C–Br bond rupture in 193 nm photodissociation of vinyl bromide

Abstract

Photofragment ion imaging has been applied to 193 nm photodissociation of vinyl bromide to measure the speed and angular distributions of Br atoms. Br atoms were observed in both spin–orbit states ( 2P J ; J=1/2 or 3/2) with the branching ratio, [Br*]/[Br], of 0.06±0.03. Both Br( 2P J ) distributions were dominated by anisotropic high translational energy components, which are ascribed to C–Br bond rupture via surface crossing between the optically-excited 1(π, π*) state and 1(n(Br) or π(Br), σ*(C–Br)) repulsive state(s).
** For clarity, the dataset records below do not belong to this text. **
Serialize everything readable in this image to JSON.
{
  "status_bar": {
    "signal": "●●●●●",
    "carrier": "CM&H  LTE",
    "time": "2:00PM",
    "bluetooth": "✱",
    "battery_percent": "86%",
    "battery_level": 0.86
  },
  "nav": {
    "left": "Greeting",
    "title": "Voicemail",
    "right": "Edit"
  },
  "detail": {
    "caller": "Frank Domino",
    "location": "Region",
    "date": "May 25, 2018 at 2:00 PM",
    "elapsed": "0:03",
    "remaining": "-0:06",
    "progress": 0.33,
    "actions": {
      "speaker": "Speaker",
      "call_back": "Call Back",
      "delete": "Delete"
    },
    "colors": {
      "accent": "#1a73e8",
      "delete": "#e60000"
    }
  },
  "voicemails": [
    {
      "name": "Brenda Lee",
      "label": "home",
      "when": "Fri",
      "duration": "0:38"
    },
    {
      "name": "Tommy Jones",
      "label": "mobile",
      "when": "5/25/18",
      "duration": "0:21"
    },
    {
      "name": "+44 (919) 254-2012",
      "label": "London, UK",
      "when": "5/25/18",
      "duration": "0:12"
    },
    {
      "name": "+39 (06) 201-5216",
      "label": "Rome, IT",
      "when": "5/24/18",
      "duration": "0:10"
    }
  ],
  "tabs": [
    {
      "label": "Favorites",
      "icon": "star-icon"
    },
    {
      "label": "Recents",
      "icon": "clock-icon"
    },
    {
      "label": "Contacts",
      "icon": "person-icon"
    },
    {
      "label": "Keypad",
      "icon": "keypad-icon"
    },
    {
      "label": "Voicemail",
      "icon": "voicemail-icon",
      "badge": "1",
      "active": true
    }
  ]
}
The anisotropy parameters of the high translational energy components, 1.3 (Br) and 1.2 (Br*), provide the direction of the transition dipole moment for the π* ← π transition to be 26±3° from the CC bond axis, in good agreement with ab initio calculations by Yamashita. Despite that the available energy is 10.5 kcal mol −1 smaller in the Br* channel, the peak energies of P( E T) in the Br* and Br channels were quite similar, indicating that the fine structure branching occurs in the molecular region. The low translational energy components of Br and Br* observed are ascribed to the dissociation of VBr from the ground state, although contribution from the secondary dissociation of C 2H 2Br radical is also suggested for the Br channel. The anisotropy of the low energy component implies that the lifetime of the ground state VBr is shorter than its rotational period (4.7 μs).